And so the fencing begins. Helen Clark announces an inquiry into claims that the SIS illegally spied on Maori groups and individuals - and then implies that the Sunday Star Times should surrender its sources to the inquiry. The SST quite rightly says it will do no such thing. Clark presumably knew quite well that would be the case.
Ironically, although the SST's editorial last Sunday declared that "it would not be enough for the government simply to hand the whole affair over to the inspector-general of security," that path actually has a key virtue for the paper: the maximum penalty it and its reporters can suffer for declining to provide evidence is a $5000 fine, which the paper ought to be happy to pay.
Also yesterday, Scoop declared that its source on Operation Leaf was not the obviously-dodgy Jack Sanders, and SST reporter Anthony Hubbard stood by the story, saying that "The allegations made about a small part of the story do not prove the central story is wrong.
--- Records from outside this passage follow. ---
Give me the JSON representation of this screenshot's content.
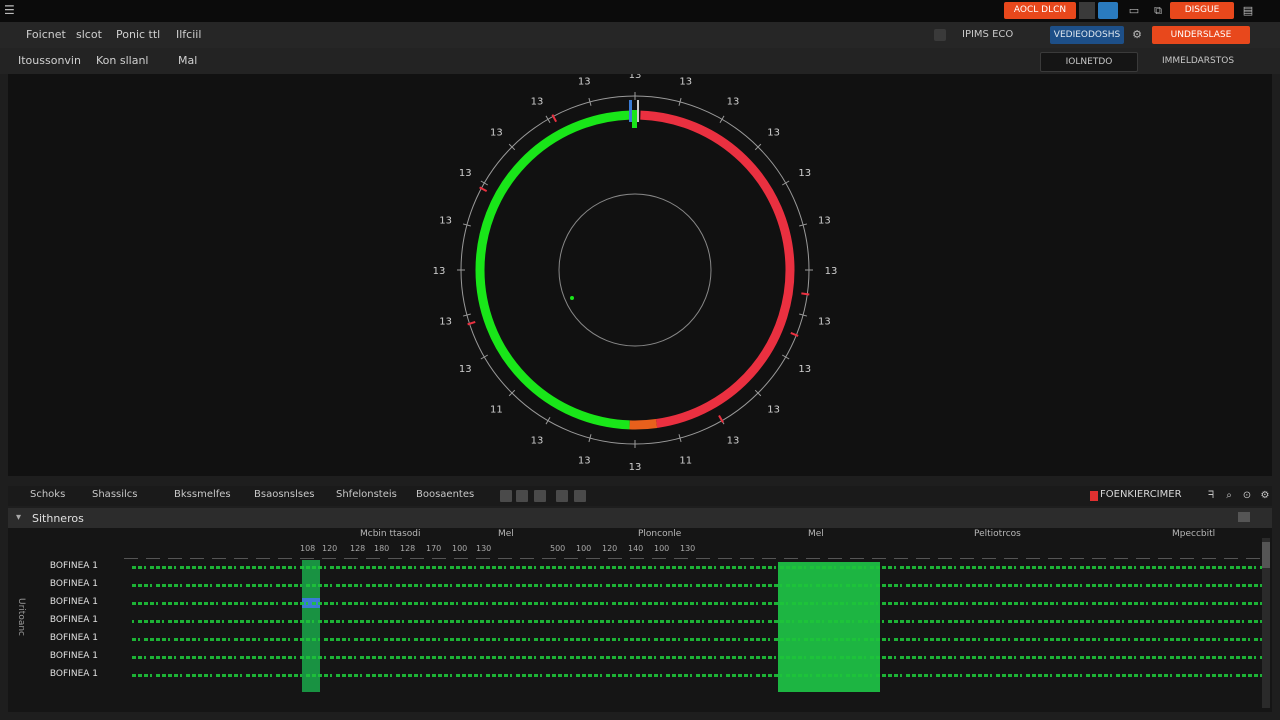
{
  "titlebar": {
    "alert_label": "AOCL DLCN",
    "status_label": "DISGUE",
    "app_icon": "grid-icon"
  },
  "menu": {
    "items": [
      "Foicnet",
      "slcot",
      "Ponic ttl",
      "Ilfciil"
    ],
    "search_value": "IPIMS ECO",
    "channel_label": "VEDIEODOSHS",
    "record_label": "UNDERSLASE"
  },
  "toolbar2": {
    "items": [
      "Itoussonvin",
      "Kon sllanl",
      "Mal"
    ],
    "dropdown_label": "IOLNETDO",
    "view_label": "IMMELDARSTOS"
  },
  "viz": {
    "tick_labels": [
      "13",
      "13",
      "13",
      "13",
      "13",
      "13",
      "13",
      "13",
      "13",
      "13",
      "13",
      "11",
      "13",
      "13",
      "13",
      "11",
      "13",
      "13",
      "13",
      "13",
      "13",
      "13",
      "13",
      "13"
    ],
    "colors": {
      "green": "#19e619",
      "red": "#ea3040",
      "orange": "#e8601c",
      "blue": "#3a7bd5"
    }
  },
  "tabs": {
    "items": [
      "Schoks",
      "Shassilcs",
      "Bkssmelfes",
      "Bsaosnslses",
      "Shfelonsteis",
      "Boosaentes"
    ],
    "summary_label": "FOENKIERCIMER"
  },
  "sequences": {
    "title": "Sithneros",
    "columns": [
      "Mcbin ttasodi",
      "Mel",
      "Plonconle",
      "Mel",
      "Peltiotrcos",
      "Mpeccbitl"
    ],
    "rows": [
      "BOFINEA 1",
      "BOFINEA 1",
      "BOFINEA 1",
      "BOFINEA 1",
      "BOFINEA 1",
      "BOFINEA 1",
      "BOFINEA 1"
    ],
    "row_axis_label": "Uritoanc",
    "ruler_labels": [
      "108",
      "120",
      "128",
      "180",
      "128",
      "170",
      "100",
      "130",
      "500",
      "100",
      "120",
      "140",
      "100",
      "130"
    ]
  }
}
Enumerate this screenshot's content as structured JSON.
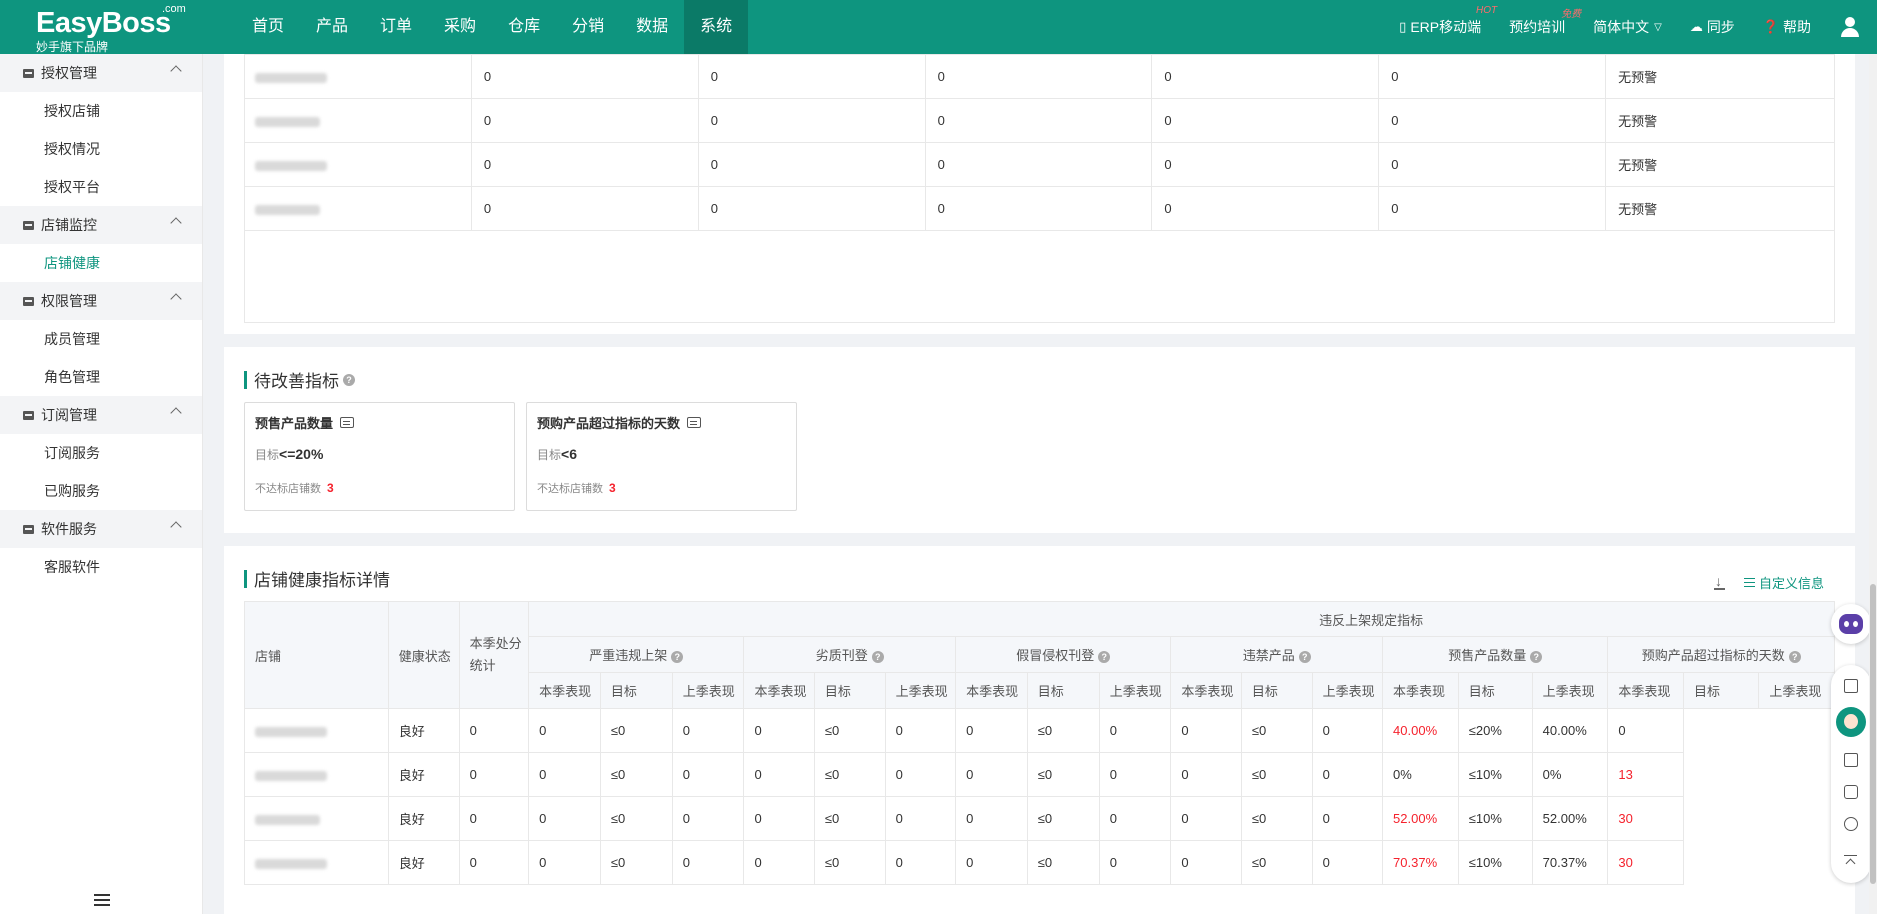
{
  "brand": {
    "name": "EasyBoss",
    "dotcom": ".com",
    "tagline": "妙手旗下品牌"
  },
  "nav": [
    "首页",
    "产品",
    "订单",
    "采购",
    "仓库",
    "分销",
    "数据",
    "系统"
  ],
  "nav_active_index": 7,
  "header_right": {
    "erp_mobile": "ERP移动端",
    "erp_badge": "HOT",
    "training": "预约培训",
    "training_badge": "免费",
    "language": "简体中文",
    "sync": "同步",
    "help": "帮助"
  },
  "sidebar": {
    "groups": [
      {
        "title": "授权管理",
        "icon": "store-icon",
        "items": [
          "授权店铺",
          "授权情况",
          "授权平台"
        ]
      },
      {
        "title": "店铺监控",
        "icon": "monitor-user-icon",
        "items": [
          "店铺健康"
        ]
      },
      {
        "title": "权限管理",
        "icon": "user-key-icon",
        "items": [
          "成员管理",
          "角色管理"
        ]
      },
      {
        "title": "订阅管理",
        "icon": "subscription-icon",
        "items": [
          "订阅服务",
          "已购服务"
        ]
      },
      {
        "title": "软件服务",
        "icon": "service-icon",
        "items": [
          "客服软件"
        ]
      }
    ],
    "active_item": "店铺健康"
  },
  "top_table": {
    "rows": [
      [
        "0",
        "0",
        "0",
        "0",
        "0",
        "无预警"
      ],
      [
        "0",
        "0",
        "0",
        "0",
        "0",
        "无预警"
      ],
      [
        "0",
        "0",
        "0",
        "0",
        "0",
        "无预警"
      ],
      [
        "0",
        "0",
        "0",
        "0",
        "0",
        "无预警"
      ]
    ]
  },
  "improve": {
    "title": "待改善指标",
    "cards": [
      {
        "title": "预售产品数量",
        "target_label": "目标",
        "target": "<=20%",
        "miss_label": "不达标店铺数",
        "miss_count": "3"
      },
      {
        "title": "预购产品超过指标的天数",
        "target_label": "目标",
        "target": "<6",
        "miss_label": "不达标店铺数",
        "miss_count": "3"
      }
    ]
  },
  "detail": {
    "title": "店铺健康指标详情",
    "custom_label": "自定义信息",
    "col_store": "店铺",
    "col_health": "健康状态",
    "col_penalty": "本季处分统计",
    "group_header": "违反上架规定指标",
    "metrics": [
      "严重违规上架",
      "劣质刊登",
      "假冒侵权刊登",
      "违禁产品",
      "预售产品数量",
      "预购产品超过指标的天数"
    ],
    "subcols": [
      "本季表现",
      "目标",
      "上季表现"
    ],
    "rows": [
      {
        "health": "良好",
        "penalty": "0",
        "cells": [
          "0",
          "≤0",
          "0",
          "0",
          "≤0",
          "0",
          "0",
          "≤0",
          "0",
          "0",
          "≤0",
          "0",
          "40.00%",
          "≤20%",
          "40.00%",
          "0"
        ],
        "red": [
          12
        ]
      },
      {
        "health": "良好",
        "penalty": "0",
        "cells": [
          "0",
          "≤0",
          "0",
          "0",
          "≤0",
          "0",
          "0",
          "≤0",
          "0",
          "0",
          "≤0",
          "0",
          "0%",
          "≤10%",
          "0%",
          "13"
        ],
        "red": [
          15
        ]
      },
      {
        "health": "良好",
        "penalty": "0",
        "cells": [
          "0",
          "≤0",
          "0",
          "0",
          "≤0",
          "0",
          "0",
          "≤0",
          "0",
          "0",
          "≤0",
          "0",
          "52.00%",
          "≤10%",
          "52.00%",
          "30"
        ],
        "red": [
          12,
          15
        ]
      },
      {
        "health": "良好",
        "penalty": "0",
        "cells": [
          "0",
          "≤0",
          "0",
          "0",
          "≤0",
          "0",
          "0",
          "≤0",
          "0",
          "0",
          "≤0",
          "0",
          "70.37%",
          "≤10%",
          "70.37%",
          "30"
        ],
        "red": [
          12,
          15
        ]
      }
    ]
  },
  "colors": {
    "brand": "#0e957f",
    "alert": "#f5222d"
  }
}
We stick by the story and we are quite confident."
I tried to get one of the Herald's reporters on the Sanders story on my Wire show yesterday, but he left a message politely declining, saying that anyway, "everything we know is in the paper ... well, everything we can *say* ..."
Meanwhile, Bev Harris may have turned up the first strong indication - involving physical evidence rather than supposition - of serious electoral misconduct in the US elections: the disposal of signed voting machine record tapes from a Florida county and their apparent replacement with new tapes that don't match. There may be a benign explanation, but it's hard to think of one. A lawsuit has been filed and Black Box Voting has updates. A group of Democrat congressmen has announced that the Government Accountability Office is to investigate irregularities with voting machines and provisional ballots, after 57,000 complaints were received.
Thanks to Stephen Walker for drawing my attention to The Economist's consideration of The Dollar's Demise, and a closed-doors briefing by the chief economist at Morgan Stanley, claiming that the US has only a 10% chance of avoiding economic "Armageddon". The numbers in the latter story are pretty stunning.
The Financial Times was among those to report the impending departure of Bush's senior economic advisor, Stephen Friedman, and noted that Friedman, who hails from a group that opposes fiscal deficits, "was not seen as having great influence on policy." Well, obviously …
Those Deborah Coddington questions finally got an answer when Ian Fraser appeared before the finance and expenditure selection committee yesterday, but probably not the one she was after. Word was already rife that the target of her questions about "TVNZ managers, producers commissioners of programmes or executives being dismissed from previous employment due to alleged financial mismanagement or dishonesty" was Tony Holden, who left South Pacific Pictures in 2001.
There had been, Fraser explained, no wrongdoing or allegation of such, but a dispute over "money and content rights" between Holden and the company.
My source puts it as "the usual contractual negotiation dust up between Tony and John [Barnett], which ended fairly acrimoniously," with Holden apparently getting the better of things. TV is, I am given to understand, a bit like that. Fraser's bigger problem with his chum and head of commissioning and production is that Holden has managed to burn off nearly every shred of goodwill in the industry. Hardly an ideal situation for a charter broadcaster.
And in case you wondered, my team, The Oddities, reversed last year's travesty and triumphed in last night's Flying Nun Pub quiz. Oh yes.